Boxcar Bertha (1972) [The Martin Scorsese Film Collection] – DVD
**½/**** Image A- Sound B+
starring Barbara Hershey, David Carradine, Barry Primus, Bernie Casey
screenplay by Joyce H. Corrington & John William Corrington, based on Sisters of the Road by Bertha Thompson, as told to Ben L. Reitman
directed by Martin Scorsese
by Bill Chambers Although a Martin Scorsese retrospective could easily survive the absence of Boxcar Bertha, the film is a cornerstone of the director's filmography: Without it, there is conceivably no The Last Temptation of Christ–Bertha herself, Barbara Hershey, introduced Scorsese to the Nikos Kazantzakis source novel during production–and no Mean Streets.
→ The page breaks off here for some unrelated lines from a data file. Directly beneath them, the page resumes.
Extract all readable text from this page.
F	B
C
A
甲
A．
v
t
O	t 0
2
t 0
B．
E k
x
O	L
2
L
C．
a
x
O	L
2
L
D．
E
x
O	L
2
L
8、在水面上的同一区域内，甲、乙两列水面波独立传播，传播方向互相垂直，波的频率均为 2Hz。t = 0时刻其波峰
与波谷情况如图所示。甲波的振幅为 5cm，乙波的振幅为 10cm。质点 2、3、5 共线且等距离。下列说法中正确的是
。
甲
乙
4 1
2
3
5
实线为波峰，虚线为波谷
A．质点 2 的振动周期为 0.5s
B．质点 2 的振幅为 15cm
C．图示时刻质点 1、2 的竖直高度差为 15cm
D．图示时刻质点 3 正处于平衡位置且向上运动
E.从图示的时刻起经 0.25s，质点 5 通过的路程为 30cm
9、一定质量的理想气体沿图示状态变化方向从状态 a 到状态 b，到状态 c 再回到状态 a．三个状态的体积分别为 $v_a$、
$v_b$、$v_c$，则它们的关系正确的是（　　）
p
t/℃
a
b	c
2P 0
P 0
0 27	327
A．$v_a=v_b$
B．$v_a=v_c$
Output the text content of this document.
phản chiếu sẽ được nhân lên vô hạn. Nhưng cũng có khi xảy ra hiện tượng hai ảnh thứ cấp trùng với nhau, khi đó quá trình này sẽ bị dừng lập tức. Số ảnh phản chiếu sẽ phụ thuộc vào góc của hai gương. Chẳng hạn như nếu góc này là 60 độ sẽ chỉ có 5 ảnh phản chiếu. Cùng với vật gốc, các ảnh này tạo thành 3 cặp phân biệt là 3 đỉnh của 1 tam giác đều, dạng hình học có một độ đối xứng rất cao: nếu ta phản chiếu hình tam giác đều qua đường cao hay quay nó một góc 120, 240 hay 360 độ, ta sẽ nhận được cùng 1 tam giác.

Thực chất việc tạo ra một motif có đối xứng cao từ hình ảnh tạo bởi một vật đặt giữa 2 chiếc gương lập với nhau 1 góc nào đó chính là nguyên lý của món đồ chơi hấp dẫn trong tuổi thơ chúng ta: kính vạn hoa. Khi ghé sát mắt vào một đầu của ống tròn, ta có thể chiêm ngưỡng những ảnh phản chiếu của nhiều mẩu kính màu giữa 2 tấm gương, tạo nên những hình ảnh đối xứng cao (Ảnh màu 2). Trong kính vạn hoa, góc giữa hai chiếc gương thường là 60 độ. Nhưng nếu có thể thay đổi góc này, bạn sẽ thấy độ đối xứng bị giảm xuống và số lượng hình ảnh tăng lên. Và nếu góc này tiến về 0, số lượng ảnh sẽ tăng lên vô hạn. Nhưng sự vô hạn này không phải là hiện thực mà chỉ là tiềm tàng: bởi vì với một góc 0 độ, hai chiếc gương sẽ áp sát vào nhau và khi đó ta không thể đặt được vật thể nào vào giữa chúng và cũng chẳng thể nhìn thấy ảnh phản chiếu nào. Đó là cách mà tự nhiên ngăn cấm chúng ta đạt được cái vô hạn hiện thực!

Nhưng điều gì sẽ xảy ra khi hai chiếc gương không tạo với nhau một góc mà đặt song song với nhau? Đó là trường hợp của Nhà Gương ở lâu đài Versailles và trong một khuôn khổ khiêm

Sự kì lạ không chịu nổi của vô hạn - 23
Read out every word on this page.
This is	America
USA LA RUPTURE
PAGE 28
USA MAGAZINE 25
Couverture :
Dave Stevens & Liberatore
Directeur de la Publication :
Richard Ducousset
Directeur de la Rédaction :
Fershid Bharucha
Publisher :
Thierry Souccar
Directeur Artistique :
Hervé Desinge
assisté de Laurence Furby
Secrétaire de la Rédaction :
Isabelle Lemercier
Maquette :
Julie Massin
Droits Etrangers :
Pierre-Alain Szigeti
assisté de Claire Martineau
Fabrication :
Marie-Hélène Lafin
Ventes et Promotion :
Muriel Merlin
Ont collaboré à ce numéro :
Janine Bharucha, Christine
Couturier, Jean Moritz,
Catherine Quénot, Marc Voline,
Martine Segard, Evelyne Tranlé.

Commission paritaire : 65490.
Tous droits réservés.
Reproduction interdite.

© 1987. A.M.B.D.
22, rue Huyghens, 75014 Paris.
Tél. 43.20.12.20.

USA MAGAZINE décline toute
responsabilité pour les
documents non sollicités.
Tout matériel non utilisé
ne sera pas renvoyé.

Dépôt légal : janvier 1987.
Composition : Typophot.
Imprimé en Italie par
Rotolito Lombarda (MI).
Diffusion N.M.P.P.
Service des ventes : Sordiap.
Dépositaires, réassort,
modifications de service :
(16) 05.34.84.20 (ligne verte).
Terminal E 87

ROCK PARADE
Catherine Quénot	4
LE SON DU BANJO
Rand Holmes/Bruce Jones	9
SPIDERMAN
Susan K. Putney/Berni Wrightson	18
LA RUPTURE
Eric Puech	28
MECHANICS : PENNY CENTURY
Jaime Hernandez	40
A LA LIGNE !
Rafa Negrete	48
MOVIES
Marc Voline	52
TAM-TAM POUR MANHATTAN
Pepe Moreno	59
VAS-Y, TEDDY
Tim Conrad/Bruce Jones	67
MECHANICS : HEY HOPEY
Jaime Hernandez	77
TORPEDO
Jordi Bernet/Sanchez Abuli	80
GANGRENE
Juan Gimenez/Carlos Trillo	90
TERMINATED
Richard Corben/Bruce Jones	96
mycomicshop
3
Because he'd been toiling away on the Hollywood fringe after getting fired from his would-be sophomore effort, 1970's The Honeymoon Killers, for shooting everything in master (an experiment he would repeat to great acclaim with The King of Comedy), Scorsese agreed to helm AIP's umpteenth Bonnie and Clyde wannabe, an in-name-only sequel to the drive-in sensation Bloody Mama (which incidentally starred his future muse, Robert De Niro). "You just spent a year of your life making a piece of shit," went John Cassavetes's immortal response to the results, a critique not so much of the work itself as of Scorsese's decision to play the hired gun. Thus aborted his mission to position himself as one of the California film brats conquering the industry, as Cassavetes's tough-love approach spurred him to return to New York and resurrect the idea for Season of the Witch, a thematic follow-up to Who's That Knocking At My Door that eventually became Mean Streets.